Having Cheney and Kinzinger take such prominent roles in the hearings serves a clear purpose: it allows House Democrats to make a plausible argument that there’s at least a whiff of bipartisanship to the committee. That’s been made necessary by the refusal of Republicans to even entertain the possibility of participating in the hearings. GOP members boycotted the committee after the Republican minority leader, Kevin McCarthy, removed his picks in protest. The presence of Cheney and Kinzinger, who have both been shunned by the party for their rejection of the 6 January riot and election denialism, made for a public display of cross-party agreement.
This tactic is paying off in the court of public opinion – the hearings are having an effect on the watching American people. According to a poll released yesterday (21 July), ahead of what was, for now, the committee’s final hearing, a 57 per cent majority of Americans – including 92 per cent of Democrats, 57 per cent of independents, and 18 per cent of Republicans – believe that the former president Trump is to blame a “great deal or a good amount” for the violence at the Capitol.

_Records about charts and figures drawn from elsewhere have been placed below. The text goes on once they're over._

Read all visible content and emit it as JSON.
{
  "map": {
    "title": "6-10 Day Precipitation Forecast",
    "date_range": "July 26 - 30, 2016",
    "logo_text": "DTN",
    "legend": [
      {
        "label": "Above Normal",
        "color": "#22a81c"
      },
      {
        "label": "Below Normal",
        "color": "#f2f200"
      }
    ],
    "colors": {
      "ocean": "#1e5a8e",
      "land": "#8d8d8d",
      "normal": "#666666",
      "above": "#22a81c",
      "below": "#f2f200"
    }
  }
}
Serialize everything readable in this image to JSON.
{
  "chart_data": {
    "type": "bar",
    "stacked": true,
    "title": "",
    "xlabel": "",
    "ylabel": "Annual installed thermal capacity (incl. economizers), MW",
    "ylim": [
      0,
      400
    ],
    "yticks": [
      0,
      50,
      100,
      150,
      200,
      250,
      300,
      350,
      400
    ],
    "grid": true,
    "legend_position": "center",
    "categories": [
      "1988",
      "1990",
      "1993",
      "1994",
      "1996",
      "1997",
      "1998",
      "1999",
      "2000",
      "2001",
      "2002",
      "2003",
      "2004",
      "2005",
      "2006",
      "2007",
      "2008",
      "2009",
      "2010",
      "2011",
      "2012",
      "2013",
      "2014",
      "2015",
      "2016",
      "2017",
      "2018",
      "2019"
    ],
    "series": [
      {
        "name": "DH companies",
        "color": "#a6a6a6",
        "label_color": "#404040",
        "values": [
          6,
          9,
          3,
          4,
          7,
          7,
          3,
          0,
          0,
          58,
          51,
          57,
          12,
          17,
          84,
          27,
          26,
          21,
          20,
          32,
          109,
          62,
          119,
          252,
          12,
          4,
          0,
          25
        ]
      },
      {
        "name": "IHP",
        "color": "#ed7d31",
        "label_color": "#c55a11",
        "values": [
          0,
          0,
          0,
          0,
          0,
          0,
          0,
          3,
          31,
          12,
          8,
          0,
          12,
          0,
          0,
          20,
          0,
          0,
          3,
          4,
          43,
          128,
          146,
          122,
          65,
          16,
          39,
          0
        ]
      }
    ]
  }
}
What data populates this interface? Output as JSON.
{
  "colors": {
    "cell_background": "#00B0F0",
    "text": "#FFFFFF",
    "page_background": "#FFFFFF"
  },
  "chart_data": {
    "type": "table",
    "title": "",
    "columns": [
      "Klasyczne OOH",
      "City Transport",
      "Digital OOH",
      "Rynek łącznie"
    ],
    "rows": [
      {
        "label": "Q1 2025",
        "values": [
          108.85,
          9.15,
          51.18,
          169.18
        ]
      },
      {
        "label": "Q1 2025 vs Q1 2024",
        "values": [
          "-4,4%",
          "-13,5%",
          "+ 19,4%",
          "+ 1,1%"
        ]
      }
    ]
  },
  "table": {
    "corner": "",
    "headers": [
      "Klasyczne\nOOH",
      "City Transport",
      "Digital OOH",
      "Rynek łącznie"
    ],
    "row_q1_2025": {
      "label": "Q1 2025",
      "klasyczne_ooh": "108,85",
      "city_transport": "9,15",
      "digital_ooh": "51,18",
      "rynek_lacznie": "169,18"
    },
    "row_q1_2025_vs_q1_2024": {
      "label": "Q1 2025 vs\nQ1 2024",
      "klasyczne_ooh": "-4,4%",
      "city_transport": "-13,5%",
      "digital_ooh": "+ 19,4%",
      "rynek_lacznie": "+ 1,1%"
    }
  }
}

But there’s another side to the strategy, one that may end up having deleterious effects on the country’s democracy. Kinzinger and Cheney’s positions on the committee are opening the door to a wholesale rehabilitation not only of their own reputations and histories, but those of the Republican Party too. And yet, this reset runs up against a number of uncomfortable facts that no amount of whitewashing can erase. Despite their respective rebrands as de facto members of the anti-MAGA (Make America Great Again) coalition, both Kinzinger and Cheney were enthusiastic backers of the Trump agenda during the former president’s term. According to FiveThirtyEight’s tracker, Cheney voted with Trump 93 per cent of the time and Kinzinger, 90 per cent of the time – hardly the actions of politicians bravely resisting Trump’s authority.
For Cheney and Kinzinger to now try to reboot their reputations is, by extension, an attempt to reboot the reputation of the GOP – their work on the committee implies that there is a disagreement within the party when it comes to the dangerous authoritarianism and radical right-wing policies of Trump. This lack of uniformity is a nice fantasy for Democrats and Republicans, who still hold out hope that there’s a way to work together in a political landscape in which everyone is united in their love of country and service.
But this is a fantasy. It’s not the world we actually live in, and it hasn’t been for decades (or perhaps ever). The Republican Party that Kinzinger and Cheney belong to and want to uplift was always the same party, whether it was led by Trump or his direct ideological predecessors, George W Bush, Ronald Reagan, or any of the other far-right zealots who have controlled the GOP for the past 40 years. More honest, modern Republicans realise this, and Kinzinger and Cheney likely do too – they’re just pretending things are different to how they actually are.